Cek Artikel:  Blok Rokan dalam Pangkuan

Kita Ingin Bilangan-Bilangan itu Dapat segera kita patahkan. Sayangnya, disiplin mematuhi protokol kesehatan Tetap seperti menegakkan benang basah. Susah Separuh Tewas, bahkan sudah susah tiga per empat Tewas.

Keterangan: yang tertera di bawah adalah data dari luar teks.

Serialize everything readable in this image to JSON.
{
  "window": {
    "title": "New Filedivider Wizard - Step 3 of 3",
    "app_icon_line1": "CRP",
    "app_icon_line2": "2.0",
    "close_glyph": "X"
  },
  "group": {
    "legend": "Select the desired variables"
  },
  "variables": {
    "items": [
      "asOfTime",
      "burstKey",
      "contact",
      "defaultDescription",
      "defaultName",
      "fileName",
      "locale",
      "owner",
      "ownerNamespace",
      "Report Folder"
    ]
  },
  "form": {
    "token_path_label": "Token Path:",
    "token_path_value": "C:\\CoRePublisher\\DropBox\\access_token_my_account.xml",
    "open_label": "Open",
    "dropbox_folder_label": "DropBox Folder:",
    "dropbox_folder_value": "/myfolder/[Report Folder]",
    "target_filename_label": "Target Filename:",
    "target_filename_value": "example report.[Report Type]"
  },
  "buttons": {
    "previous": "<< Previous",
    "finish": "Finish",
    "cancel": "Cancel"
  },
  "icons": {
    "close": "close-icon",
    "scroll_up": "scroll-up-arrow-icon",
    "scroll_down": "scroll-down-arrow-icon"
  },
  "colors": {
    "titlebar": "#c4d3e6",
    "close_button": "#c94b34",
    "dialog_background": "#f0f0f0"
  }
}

Kita tengah ‘memanen’ kepedihan akibat banyak menanam ketidakpedulian dan penyangkalan. Ledakan kasus varian delta virus korona Membikin fasilitas kesehatan nyaris kolaps. Oksigen pun menjadi rebutan. Berdasarkan data PATH, Indonesia membutuhkan 868.202 meter kubik oksigen per hari hanya Demi pasien covid-19 hingga Kamis, 1 Juli 2021. Jumlah itu setara dengan lebih dari Separuh kebutuhan oksigen Asia Tenggara.

Segala data, fakta, kondisi riil di lapangan sudah tersedia. Sekarang terserah kita: Maju-menerus menabur informasi Palsu bahwa covid-19 Bukan berbahaya, atau setop menyangkal dan bekerja sama menaklukkan korona.